- Born: Israel Domingo Rodriguez De La Cruz Herrera, Santo Domingo, Dominican Republic
- Genres: Latin pop, merengue
- Occupations: Singer, songwriter, record producer
- Years active: 2011–present
- Labels: EVT Music, Sony Music
- Website: www.fortunalasuperf.com

= Fortuna La Super F =

Israel Domingo Rodriguez De La Cruz (born April 5, 1992), known professionally as Fortuna La Súper F, is a Dominican singer-songwriter and record producer from Santo Domingo, Dominican Republic. At a young age, Fortuna took an interest in music and at the age of 11, wrote his first song, which led him to discover his talent in music and writing. At the age of 15, he created his own recording studio in his home where he was able to begin his journey of further exploring his musical talent.

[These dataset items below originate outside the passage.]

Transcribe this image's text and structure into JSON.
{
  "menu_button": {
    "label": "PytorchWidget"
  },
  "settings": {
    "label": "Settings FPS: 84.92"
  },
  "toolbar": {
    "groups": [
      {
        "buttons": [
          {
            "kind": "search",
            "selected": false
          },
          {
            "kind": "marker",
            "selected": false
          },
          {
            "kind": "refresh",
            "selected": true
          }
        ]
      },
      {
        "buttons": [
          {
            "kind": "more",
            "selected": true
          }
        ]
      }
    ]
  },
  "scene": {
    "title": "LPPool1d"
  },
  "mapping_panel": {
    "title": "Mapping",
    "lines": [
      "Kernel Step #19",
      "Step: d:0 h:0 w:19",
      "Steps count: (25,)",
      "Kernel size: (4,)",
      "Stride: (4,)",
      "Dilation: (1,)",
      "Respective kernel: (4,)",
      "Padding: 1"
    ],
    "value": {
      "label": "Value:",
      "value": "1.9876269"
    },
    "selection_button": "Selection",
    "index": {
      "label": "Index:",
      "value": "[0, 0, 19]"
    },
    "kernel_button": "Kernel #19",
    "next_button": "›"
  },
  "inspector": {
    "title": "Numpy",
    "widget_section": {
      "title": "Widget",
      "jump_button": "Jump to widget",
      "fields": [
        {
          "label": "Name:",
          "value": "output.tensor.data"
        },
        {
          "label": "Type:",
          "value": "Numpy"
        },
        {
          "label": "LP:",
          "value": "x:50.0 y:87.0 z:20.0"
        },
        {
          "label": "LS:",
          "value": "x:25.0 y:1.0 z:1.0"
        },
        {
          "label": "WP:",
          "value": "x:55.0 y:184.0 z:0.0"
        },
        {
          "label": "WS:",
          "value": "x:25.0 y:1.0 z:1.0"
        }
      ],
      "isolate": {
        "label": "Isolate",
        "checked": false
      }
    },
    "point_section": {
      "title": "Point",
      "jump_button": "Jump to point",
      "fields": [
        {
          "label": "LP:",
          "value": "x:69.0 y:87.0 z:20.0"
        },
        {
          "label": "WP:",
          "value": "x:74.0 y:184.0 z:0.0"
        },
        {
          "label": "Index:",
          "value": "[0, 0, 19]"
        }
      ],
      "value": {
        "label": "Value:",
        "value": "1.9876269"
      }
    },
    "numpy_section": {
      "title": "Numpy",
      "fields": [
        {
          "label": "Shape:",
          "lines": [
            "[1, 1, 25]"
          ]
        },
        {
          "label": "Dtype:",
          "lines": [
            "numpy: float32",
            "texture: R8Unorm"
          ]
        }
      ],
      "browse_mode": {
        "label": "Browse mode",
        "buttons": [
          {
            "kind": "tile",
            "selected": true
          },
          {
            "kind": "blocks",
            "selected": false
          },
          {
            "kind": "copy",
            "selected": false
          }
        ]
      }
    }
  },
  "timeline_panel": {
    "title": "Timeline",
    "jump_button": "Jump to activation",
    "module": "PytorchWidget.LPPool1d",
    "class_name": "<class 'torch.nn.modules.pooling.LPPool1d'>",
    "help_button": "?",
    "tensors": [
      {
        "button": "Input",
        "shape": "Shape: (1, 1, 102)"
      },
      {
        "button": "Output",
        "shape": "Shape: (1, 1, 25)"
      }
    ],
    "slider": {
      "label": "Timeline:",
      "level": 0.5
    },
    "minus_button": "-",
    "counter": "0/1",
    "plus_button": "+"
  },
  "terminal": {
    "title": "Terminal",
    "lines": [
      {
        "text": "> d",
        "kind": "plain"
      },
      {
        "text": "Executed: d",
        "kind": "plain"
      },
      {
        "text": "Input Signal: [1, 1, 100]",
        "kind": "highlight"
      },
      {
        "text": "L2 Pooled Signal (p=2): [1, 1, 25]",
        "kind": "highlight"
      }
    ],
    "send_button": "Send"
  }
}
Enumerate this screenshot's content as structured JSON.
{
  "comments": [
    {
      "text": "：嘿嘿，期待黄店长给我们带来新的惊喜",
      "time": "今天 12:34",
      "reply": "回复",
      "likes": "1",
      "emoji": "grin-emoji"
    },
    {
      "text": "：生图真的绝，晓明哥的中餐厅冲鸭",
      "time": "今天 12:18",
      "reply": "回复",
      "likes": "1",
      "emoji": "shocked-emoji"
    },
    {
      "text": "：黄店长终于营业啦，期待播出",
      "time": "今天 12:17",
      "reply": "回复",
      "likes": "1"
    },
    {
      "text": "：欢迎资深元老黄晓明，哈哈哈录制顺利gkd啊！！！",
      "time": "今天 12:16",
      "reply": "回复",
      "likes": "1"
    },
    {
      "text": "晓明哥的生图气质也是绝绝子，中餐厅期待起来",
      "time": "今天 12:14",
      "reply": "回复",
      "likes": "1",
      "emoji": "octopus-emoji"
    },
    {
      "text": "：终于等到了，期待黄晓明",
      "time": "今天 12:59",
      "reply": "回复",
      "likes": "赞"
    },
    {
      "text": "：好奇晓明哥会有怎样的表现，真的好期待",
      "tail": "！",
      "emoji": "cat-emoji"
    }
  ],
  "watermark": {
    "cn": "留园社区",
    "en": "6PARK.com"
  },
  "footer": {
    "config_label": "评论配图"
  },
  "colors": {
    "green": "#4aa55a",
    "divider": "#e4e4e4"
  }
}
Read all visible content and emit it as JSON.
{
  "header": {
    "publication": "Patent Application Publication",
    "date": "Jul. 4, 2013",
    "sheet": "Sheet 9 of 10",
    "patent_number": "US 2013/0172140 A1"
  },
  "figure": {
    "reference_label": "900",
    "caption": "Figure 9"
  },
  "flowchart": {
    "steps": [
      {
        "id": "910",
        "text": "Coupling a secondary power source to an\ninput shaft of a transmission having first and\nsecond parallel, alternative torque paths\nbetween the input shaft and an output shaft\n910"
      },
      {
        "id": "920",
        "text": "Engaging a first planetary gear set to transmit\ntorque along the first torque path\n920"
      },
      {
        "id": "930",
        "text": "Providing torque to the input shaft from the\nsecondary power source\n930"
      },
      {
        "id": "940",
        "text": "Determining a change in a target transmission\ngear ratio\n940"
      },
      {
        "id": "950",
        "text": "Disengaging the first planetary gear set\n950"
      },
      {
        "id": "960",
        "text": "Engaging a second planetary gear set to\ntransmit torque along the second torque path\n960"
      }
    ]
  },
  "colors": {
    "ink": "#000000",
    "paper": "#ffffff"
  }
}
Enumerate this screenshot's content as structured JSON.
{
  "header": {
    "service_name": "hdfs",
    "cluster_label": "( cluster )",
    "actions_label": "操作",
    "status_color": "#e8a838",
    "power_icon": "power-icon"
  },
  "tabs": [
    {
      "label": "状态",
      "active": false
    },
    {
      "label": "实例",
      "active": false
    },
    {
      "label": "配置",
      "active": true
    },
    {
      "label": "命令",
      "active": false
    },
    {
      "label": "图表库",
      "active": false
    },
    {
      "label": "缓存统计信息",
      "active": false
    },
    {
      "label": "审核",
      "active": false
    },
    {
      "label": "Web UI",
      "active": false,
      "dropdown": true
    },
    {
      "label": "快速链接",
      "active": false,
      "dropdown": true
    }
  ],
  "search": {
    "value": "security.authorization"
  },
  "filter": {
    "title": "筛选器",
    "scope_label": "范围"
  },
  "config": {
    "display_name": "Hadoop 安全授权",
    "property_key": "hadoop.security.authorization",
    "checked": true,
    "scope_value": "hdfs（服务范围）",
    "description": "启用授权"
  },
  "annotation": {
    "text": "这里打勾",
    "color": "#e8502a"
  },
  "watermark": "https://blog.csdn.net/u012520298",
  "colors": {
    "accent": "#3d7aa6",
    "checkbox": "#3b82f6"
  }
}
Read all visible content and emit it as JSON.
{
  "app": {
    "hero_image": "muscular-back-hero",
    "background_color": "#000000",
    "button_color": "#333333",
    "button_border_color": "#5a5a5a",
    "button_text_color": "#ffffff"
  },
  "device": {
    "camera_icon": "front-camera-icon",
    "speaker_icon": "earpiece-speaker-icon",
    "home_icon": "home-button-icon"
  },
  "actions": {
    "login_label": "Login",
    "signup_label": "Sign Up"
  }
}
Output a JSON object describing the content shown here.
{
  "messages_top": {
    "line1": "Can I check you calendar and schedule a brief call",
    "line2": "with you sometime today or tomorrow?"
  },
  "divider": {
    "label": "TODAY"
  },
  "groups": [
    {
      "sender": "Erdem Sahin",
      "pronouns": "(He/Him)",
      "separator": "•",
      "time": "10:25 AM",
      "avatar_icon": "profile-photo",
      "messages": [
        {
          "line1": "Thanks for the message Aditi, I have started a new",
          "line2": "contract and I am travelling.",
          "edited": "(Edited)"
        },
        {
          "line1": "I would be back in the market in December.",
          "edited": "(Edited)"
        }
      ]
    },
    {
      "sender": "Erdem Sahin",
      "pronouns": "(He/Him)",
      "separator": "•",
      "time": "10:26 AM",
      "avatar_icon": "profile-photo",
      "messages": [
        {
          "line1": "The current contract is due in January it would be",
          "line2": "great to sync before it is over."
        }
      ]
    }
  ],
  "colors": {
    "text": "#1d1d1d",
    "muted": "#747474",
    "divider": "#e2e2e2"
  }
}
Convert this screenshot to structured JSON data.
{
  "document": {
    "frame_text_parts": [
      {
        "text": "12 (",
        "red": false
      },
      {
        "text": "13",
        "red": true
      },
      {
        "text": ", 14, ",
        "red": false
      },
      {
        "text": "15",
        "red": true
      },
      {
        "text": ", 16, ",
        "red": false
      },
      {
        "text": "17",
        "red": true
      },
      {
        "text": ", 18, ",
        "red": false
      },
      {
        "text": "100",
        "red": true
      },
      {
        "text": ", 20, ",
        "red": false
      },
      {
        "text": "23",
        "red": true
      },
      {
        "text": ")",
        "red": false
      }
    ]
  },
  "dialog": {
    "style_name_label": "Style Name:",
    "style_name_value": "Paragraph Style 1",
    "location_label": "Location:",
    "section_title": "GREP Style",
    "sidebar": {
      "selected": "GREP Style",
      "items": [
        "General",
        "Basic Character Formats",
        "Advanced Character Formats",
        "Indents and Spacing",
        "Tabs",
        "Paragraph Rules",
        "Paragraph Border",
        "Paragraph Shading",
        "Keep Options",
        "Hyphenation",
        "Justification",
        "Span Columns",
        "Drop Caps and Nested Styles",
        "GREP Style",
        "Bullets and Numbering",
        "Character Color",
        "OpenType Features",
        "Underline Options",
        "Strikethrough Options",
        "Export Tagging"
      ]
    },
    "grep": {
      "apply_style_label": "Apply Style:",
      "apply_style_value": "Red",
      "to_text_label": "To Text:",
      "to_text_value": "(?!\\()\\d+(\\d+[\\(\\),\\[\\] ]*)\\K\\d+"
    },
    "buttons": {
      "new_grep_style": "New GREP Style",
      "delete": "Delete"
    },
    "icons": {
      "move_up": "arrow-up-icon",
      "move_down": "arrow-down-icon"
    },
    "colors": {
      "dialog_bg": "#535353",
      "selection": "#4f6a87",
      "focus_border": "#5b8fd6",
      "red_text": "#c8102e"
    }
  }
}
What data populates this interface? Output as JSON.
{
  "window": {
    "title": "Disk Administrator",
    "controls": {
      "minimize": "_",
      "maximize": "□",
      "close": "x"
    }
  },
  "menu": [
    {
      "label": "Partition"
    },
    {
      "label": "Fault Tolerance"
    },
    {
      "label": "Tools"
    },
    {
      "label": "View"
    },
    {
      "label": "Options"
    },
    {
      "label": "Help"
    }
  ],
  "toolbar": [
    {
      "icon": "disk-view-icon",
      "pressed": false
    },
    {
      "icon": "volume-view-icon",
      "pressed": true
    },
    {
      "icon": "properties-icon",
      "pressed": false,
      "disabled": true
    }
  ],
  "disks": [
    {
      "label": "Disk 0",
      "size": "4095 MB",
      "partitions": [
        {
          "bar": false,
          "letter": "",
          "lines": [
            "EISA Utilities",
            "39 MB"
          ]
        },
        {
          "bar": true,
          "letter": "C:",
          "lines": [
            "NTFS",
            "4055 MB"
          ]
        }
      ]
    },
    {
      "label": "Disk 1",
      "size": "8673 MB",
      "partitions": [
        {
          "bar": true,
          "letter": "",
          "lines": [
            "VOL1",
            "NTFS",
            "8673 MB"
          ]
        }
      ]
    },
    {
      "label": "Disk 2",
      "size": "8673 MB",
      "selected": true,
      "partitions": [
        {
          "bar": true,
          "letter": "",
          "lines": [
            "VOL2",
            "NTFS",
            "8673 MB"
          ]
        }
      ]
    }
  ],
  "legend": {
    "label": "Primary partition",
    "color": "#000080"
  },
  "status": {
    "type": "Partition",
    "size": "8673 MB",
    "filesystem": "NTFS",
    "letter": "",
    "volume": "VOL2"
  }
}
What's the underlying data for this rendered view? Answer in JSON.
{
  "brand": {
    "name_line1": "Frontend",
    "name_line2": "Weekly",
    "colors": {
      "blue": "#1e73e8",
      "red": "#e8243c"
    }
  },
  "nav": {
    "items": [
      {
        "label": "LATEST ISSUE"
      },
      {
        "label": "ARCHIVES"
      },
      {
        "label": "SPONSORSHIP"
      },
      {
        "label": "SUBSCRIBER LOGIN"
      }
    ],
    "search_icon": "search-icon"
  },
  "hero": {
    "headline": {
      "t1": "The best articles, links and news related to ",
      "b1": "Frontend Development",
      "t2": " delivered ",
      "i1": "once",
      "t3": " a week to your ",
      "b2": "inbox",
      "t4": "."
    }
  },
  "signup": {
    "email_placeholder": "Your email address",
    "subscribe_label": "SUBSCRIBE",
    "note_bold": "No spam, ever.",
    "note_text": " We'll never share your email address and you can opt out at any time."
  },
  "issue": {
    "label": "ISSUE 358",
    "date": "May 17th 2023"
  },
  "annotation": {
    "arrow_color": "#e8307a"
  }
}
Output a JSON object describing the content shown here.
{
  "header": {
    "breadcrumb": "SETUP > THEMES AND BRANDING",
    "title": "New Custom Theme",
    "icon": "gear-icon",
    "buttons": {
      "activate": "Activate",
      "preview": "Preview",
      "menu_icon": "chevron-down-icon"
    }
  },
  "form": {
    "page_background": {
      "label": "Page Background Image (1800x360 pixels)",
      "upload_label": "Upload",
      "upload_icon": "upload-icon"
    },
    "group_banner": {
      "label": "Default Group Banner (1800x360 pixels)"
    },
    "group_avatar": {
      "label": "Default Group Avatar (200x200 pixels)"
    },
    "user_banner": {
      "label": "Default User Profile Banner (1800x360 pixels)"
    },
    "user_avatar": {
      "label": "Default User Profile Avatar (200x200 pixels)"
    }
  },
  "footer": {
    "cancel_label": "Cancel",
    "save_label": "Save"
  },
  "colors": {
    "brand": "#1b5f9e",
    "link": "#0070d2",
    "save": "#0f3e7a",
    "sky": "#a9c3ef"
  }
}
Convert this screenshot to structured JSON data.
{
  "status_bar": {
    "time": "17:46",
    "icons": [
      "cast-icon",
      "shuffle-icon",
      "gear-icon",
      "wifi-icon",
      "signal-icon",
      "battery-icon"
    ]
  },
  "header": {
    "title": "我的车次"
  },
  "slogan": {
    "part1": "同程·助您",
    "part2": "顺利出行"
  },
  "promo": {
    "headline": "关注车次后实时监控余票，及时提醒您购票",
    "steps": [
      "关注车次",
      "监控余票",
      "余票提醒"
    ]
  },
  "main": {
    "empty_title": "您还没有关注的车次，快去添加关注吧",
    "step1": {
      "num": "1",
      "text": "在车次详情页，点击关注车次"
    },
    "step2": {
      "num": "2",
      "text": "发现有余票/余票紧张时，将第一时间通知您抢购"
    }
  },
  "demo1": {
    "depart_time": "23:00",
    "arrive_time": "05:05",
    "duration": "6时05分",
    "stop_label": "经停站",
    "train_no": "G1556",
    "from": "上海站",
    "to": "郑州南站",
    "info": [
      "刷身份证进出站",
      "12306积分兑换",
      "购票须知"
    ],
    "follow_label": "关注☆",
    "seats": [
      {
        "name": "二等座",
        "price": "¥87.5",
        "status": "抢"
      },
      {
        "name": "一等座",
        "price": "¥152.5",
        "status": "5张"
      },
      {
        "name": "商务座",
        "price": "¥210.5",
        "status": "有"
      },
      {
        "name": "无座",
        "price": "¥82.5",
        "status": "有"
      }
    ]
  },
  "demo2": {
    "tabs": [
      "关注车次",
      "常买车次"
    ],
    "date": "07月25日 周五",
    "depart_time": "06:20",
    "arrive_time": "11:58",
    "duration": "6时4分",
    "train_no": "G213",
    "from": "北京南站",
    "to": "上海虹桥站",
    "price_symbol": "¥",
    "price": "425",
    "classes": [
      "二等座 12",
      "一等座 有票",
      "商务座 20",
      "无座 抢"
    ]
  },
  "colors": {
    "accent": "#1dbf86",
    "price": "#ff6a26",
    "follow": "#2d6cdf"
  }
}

In August 2011, Fortuna participated in Red Bull Talento de Calle singing competition, where he landed in the top 10. Now, in 2012, this young talented individual received the support of Emiliano Vasquez (CEO of EVT Music), whom he signed with and joined the EVT Music/ Sony Music collection of artists. EVT Music has a record deal agreement with Sony Music Latin.

==2012–present==
Fortuna's first single "Dime Que Te Paso" featuring Latin Grammy award winner Nacho from the Venezuelan duo Chino y Nacho was released in July 2012. "Dime Que Te Paso" is an adaptation of the song from Puerto Rican superstars Wisin y Yandel. After success and exposure in Dominican Republic, United States, and Venezuela, Fortuna's fan base started to significantly increase following the release of this single.

Fortuna has been honored to begin his career with two unique singles featuring very popular and talented Latin artists. Following the release of his first single with Nacho, he then continued to his second single with Fuego (singer) titled "Si Tu Quieres."